Retailers have expressed their dissatisfaction with the service, claiming that it lacks fundamental features such as the ability to show items in multiple configurations if they aren’t sold directly through Facebook and Instagram.

According to a WSJ source, at least five senior executives have come and gone in the last six months. Meta, on the other hand, is optimistic about the initiative.

A multi-year plan

According to Joe Osborne, a Meta representative, building a full-fledged commerce platform is a multi-year endeavour that became a corporate priority less than two years ago.
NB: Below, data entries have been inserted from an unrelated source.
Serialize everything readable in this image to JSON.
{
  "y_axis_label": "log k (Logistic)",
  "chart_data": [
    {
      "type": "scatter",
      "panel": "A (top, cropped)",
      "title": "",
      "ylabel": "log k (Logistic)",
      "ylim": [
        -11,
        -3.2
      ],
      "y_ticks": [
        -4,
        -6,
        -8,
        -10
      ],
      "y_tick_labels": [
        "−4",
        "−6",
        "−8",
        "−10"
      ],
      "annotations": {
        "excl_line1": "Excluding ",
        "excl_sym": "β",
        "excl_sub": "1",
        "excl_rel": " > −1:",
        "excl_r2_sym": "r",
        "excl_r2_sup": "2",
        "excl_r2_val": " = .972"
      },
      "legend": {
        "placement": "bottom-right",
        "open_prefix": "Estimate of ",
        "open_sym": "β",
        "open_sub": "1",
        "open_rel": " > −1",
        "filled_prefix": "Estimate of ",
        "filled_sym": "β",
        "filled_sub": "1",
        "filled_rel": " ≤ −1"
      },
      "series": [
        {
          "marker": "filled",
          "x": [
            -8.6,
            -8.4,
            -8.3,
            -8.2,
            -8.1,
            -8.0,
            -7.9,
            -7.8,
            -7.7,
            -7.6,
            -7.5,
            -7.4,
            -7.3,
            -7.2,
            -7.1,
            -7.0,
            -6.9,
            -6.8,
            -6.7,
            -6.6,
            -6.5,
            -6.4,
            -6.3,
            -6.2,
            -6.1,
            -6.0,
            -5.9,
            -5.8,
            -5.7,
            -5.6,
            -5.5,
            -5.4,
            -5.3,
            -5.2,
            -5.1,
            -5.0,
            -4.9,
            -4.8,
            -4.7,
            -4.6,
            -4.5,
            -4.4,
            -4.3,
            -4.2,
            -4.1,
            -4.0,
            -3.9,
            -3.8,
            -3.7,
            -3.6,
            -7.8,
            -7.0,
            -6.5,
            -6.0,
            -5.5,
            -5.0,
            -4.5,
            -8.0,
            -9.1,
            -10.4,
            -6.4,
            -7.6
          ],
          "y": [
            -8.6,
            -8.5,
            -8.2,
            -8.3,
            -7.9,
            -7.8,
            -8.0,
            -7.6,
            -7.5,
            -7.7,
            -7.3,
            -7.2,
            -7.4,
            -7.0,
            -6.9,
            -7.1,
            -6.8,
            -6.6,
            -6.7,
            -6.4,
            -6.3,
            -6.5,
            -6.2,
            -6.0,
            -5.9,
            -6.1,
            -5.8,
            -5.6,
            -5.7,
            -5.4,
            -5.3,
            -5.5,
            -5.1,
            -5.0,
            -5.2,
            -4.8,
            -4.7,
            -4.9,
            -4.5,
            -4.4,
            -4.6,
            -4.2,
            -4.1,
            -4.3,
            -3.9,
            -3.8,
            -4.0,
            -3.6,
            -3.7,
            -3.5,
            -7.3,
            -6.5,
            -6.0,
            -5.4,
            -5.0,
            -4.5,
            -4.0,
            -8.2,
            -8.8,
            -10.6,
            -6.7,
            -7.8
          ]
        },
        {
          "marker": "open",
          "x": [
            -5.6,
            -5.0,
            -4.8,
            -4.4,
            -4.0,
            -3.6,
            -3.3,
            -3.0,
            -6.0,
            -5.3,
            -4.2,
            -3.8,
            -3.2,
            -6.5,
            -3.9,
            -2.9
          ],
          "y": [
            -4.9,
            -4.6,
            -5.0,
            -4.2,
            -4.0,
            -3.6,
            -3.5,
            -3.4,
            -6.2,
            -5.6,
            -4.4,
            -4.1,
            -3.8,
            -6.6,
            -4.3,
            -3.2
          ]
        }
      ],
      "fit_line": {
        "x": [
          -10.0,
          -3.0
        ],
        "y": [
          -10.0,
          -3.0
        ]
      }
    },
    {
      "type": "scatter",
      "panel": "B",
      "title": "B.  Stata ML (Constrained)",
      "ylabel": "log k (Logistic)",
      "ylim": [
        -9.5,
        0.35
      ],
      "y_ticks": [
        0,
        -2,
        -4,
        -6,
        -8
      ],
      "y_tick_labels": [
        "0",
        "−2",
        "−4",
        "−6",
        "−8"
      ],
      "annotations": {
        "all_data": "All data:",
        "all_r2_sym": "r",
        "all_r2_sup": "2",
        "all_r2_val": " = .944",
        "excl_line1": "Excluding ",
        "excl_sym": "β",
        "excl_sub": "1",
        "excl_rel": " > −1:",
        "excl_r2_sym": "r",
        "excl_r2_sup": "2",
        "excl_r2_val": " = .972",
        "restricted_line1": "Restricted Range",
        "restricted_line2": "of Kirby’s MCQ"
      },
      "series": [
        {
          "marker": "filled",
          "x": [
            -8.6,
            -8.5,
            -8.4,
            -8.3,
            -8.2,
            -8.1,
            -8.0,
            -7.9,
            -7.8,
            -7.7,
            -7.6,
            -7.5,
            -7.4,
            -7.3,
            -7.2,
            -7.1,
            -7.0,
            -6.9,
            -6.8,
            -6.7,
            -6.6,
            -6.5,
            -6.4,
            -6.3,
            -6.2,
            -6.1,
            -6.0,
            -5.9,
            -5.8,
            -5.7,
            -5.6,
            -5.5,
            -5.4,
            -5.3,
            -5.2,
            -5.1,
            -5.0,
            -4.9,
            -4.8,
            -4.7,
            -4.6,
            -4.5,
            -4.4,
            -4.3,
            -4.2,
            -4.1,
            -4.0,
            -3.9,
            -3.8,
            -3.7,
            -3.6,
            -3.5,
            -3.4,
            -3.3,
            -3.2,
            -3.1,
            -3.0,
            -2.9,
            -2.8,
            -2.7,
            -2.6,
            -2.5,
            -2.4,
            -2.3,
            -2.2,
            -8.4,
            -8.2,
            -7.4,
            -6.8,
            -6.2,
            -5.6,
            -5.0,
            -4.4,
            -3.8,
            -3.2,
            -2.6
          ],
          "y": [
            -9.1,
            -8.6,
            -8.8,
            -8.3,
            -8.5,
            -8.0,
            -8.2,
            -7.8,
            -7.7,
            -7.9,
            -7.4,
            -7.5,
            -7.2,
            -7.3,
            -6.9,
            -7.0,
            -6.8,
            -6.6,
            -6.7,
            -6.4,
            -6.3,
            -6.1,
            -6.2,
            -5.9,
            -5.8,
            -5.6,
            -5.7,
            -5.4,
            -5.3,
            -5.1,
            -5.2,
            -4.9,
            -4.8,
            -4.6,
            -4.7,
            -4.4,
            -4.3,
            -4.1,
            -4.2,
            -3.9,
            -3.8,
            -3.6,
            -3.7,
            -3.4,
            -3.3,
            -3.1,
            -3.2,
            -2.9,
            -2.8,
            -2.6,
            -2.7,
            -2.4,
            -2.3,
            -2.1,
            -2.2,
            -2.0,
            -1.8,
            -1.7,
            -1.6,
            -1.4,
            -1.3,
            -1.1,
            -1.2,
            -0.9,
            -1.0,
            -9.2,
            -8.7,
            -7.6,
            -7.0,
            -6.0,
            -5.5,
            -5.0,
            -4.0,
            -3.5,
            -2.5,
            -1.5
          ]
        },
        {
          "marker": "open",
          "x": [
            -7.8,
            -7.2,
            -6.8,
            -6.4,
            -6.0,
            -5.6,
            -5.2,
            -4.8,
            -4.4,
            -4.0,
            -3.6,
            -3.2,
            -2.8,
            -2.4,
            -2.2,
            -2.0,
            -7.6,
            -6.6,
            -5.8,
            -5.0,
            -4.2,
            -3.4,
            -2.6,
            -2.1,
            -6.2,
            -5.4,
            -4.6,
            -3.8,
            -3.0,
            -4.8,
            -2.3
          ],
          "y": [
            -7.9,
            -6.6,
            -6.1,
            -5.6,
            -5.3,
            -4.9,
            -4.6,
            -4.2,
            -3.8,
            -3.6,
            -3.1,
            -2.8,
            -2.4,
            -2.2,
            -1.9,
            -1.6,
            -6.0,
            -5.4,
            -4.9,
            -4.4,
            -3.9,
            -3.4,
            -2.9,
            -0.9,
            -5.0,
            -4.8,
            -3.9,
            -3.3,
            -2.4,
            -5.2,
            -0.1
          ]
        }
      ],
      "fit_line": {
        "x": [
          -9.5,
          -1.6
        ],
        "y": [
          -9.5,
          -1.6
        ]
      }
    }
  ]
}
Meta says it is proud of its progress and the people who are striving to make these experiences a reality.

Early in the pandemic, Meta allegedly ramped up its eCommerce efforts, debuting products like Facebook and Instagram Shops. Brands were able to put their catalogs immediately on the applications.

In addition, Meta had begun planning for numerous privacy changes Apple was considering implementing.

Apple pulled the trigger

The changes included policy changes that would allow users to opt-out of having personal device activity recorded by firms like Meta, which was critical to Meta’s ad efficacy analysis.

Meta has increased access to its massive language model, which now includes the AI community, to do research. The model is the world’s first 175-billion-parameter language model available to AI researchers.

Natural language processing systems that have been trained on enormous quantities of text and can answer reading comprehension questions or create new content are referred to as “big language models.” Meta stated that the Open Pretrained Transformer would improve research’s comprehension of how massive language models function.